Some people say they don't enjoy celebrating their birthdays once they've started getting older, but oh boy - I do.
As I mentioned on Facebook earlier today, if you can't celebrate life on your very own birthday, what on earth is the point of it all?
And I do think life is to be celebrated. Fully and completely.
Don't get me wrong - I know, also fully and completely, that it's not always great. There are some hard times to get through, and we just do the best we can.
And it can sometimes feel like an Alice in Wonderland kind of world we're living in.
(have some cake!)
But you know, just embrace it the best you can when you can.
In the midst of enjoying birthday wishes today, and a fun birthday lunch with Donald, a totally random memory popped into my mind.
I have no idea why, or where it came from, but here it is.
In a former life, BD (Before Donald) there were two former husbands.

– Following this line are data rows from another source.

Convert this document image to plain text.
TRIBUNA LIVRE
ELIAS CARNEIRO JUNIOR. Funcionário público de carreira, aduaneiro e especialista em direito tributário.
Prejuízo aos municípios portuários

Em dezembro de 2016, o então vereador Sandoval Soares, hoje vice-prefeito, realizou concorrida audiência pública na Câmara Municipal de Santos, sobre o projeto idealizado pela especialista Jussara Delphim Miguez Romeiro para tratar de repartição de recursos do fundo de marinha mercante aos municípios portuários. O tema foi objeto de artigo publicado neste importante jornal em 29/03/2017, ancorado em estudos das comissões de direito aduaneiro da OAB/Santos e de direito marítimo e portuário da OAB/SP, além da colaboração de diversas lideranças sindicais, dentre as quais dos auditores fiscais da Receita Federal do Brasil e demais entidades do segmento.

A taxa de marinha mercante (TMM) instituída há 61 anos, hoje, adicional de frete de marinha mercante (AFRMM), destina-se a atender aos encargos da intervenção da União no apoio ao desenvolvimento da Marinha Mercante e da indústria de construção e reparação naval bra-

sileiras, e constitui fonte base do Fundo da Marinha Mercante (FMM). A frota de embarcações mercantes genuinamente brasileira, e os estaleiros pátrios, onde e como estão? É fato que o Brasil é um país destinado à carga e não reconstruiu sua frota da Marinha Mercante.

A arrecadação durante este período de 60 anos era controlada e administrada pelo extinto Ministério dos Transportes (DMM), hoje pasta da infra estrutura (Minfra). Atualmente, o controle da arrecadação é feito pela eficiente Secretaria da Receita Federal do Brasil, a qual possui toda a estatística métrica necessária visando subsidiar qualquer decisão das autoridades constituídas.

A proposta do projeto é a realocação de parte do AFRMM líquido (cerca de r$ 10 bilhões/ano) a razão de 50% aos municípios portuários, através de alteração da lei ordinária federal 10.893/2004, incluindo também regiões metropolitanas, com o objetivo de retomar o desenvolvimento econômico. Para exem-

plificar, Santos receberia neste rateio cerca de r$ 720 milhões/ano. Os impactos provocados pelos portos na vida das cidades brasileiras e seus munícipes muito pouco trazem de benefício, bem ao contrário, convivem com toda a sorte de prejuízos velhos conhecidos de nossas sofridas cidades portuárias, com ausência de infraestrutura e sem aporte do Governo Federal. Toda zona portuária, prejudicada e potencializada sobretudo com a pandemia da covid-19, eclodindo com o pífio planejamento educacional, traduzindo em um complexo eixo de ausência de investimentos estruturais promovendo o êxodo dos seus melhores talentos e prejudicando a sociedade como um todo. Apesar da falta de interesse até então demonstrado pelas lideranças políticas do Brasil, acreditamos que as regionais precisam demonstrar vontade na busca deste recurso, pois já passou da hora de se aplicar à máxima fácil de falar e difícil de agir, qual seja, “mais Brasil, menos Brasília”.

Both were short-lived marriages - a story for another time.
But anyhooooooo -
(have some more cake. My friend Judy B. tells me today is National Cake Day!)
anyhooo - where were we?
oh, yeah -
Former husband guy used to love to tell people I was a diamond in the rough & he felt like it was his job to smooth out my rough edges. It was said all in jest, of course. uh huh. sorta. maybe.
I never really paid any attention and didn't give it much thought at the time, but it was one of those things that really pissed me off later. After the marriage had ended and all those little "things" started coming back to me.
If there's one thing I would like to say to him today, it's that I love my rough edges. Truth be told, I've always enjoyed my rough edges. They're part of what makes me me. I'll never be a sophisticate, but I can hold my own. I can also hold my own in some of the most red-neck bars in South Atlanta, and would probably still bump into people I know quite well if we were to pop into one tonight.
My point with all this is that the people who are in my life right now - those of you who have stopped by here - along with my Facebook friends, and other on-line friends, in addition to the friends I see pretty often (including that adorable guy I've been married to for over 25 years) - all know me for exactly who I am and accept me as I am. And if I'm a diamond in the rough, or a plain ol lump of coal, it's okay. And I gotta say - it's lovely to be accepted as who I am. It's even lovelier though to like myself just fine as I am, and I do. And I enjoy celebrating "me" as often as I can. Especially on my birthday.